Aos montes nos acostumamos a ver filmes hollywoodianos retratarem uma jovem moça se apaixonar por um improvável homem. Com dificuldades, o casal supera os desafios e vivem felizes para sempre. "Anora", longa indicado a seis categorias do Oscar, incluindo Roteiro Original, Direção e Filme, não tem intenção de entregar isso.
Embora uma grata surpresa na temporada de premiações, as chances de vitória são remotas. Apesar disso, ele merece reconhecimento por sua ótima montagem.
A trama dirigida pelo talentoso Sean Baker apresenta a jovem Ani, interpretada apaixonantemente por Mikey Madison, uma dançarina profissional (e não prostituta como ela recusa ser chamada) que tem sua vida, já bagunçada, imersa em um extremo caos ao se relacionar exclusivamente com um cliente russo, filho de um magnata europeu.
A primeira uma hora de filme é uma viagem alucinante em festas, aventuras jovens, sexo e o sonho rebelde de largar tudo e viver de relações arriscadas, como se não houvesse o amanhã.

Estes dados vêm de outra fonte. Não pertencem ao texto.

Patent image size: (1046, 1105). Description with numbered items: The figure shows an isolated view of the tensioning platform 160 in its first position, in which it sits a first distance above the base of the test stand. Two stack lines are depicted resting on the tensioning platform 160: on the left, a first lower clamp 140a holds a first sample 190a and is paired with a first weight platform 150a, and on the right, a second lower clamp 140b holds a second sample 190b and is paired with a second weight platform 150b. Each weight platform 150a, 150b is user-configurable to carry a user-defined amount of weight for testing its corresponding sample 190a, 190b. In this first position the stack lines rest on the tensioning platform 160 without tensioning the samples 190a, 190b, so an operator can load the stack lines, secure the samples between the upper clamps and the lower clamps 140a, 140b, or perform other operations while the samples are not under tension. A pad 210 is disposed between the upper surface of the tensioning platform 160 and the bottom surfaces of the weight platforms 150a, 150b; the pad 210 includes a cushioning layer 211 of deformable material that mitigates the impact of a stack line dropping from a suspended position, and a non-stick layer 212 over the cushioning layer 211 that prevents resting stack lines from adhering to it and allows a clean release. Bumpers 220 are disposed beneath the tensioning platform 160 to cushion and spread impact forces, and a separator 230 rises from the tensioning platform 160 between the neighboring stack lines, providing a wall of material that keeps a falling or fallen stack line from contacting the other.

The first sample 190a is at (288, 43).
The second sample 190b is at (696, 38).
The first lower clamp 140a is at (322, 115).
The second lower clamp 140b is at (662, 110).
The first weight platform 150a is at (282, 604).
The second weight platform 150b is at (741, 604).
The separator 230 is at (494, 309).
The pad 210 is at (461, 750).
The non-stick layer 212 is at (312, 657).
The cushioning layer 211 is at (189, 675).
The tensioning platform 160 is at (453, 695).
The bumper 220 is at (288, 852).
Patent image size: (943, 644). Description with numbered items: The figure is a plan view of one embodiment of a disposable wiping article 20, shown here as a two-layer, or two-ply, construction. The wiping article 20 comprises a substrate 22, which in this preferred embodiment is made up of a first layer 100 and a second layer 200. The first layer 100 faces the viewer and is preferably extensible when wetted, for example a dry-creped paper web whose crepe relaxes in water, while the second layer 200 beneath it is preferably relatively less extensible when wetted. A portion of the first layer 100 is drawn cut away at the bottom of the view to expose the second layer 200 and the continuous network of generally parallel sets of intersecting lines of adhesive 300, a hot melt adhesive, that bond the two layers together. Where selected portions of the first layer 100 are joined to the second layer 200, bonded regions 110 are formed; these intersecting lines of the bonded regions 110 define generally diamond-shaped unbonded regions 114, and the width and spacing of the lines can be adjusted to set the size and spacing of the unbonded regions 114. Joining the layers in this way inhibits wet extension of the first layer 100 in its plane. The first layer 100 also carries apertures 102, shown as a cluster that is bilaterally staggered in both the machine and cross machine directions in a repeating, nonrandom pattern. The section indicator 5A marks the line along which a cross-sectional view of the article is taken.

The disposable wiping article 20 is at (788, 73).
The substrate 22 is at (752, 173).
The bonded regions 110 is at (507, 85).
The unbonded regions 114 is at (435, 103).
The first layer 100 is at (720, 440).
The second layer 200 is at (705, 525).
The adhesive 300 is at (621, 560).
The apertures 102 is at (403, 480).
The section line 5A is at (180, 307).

Apesar disso, há o dia seguinte.
O sentimento de inconsequência, "poderes" e imaginar que suas atitudes não levarão a lugar nenhum, ou acostumar-se com frustações e "lapadas" da vida é perfeitamente representado pela ágil montagem que mais parece um clipe musical ou tirado diretamente do sonho de um jovem rebelde.
De forma completamente abrupta, a vida de Ani e Ivan, interpretado por Mark Eydelshteyn, sofre uma pausa em toda a loucura, transformando a viagem em uma comédia no melhor estilo "The Office". Por mais que a pouca idade e a pouca noção da responsabilidade fossem até então levadas ao pé da letra por eles, as consequências batem a porta.
Com o fim do conto de fadas, o mundo fantasioso cai e Ani tem que voltar ao mundo real. Ele não é inspirador, é frio, cinza e amargurado. Ter que conviver com alguém em casa cuja a presença já incomoda, um provável trauma maior na infância a faz não valorizar a si mesmo, fazendo do seu corpo seu material de trabalho e para homens bem vestidos, ela vende seu show erótico, entregando assim sua inocência.
Anestesiada e enojada da rotina, a ponto de normalizar as mais asquerosas situações diárias, ainda existe em Ani a menina inocente, cheia de sonhos e com brilho. Ela acredita que vive no conto de fadas, mas colhe os frutos da vida que escolheu levar, por mais que seja duro.
A sua sexualidade e usar o corpo, tanto para danças como para sexo, são as formas como ela se comunica. Ela recusa a alcunha de prostituta, o que pode até ser que não a defina, mas é a forma como Ani lida com os seus problemas, mesmo como defesa.
Tal representação é entregue em uma bela e crua atuação de Mikey na cena final. Ela não sente vergonha em usar o corpo, mas o seu coração, ainda palpitante, sente o peso da vida e mostra que ainda vive no peito a moça inocente.
"Anora" transita bem em diferentes gêneros: ação, romance, o drama. Um ponto de maior marasmo ocorre no arco que envolve Ivan e uma procura cômica por ele, mas salvo por boas tiradas e um ritmo mais cauteloso.
Acompanhar Ani em sua jornada, sem muitos altos e de vários baixos, é uma realidade crua ainda vista. Do trauma à rebeldia, da rebeldia à inconsequência, e daí o conto de fadas desmoronado. A vida real feita por suas ações e escolhas, infelizmente tendo ela culpa ou não.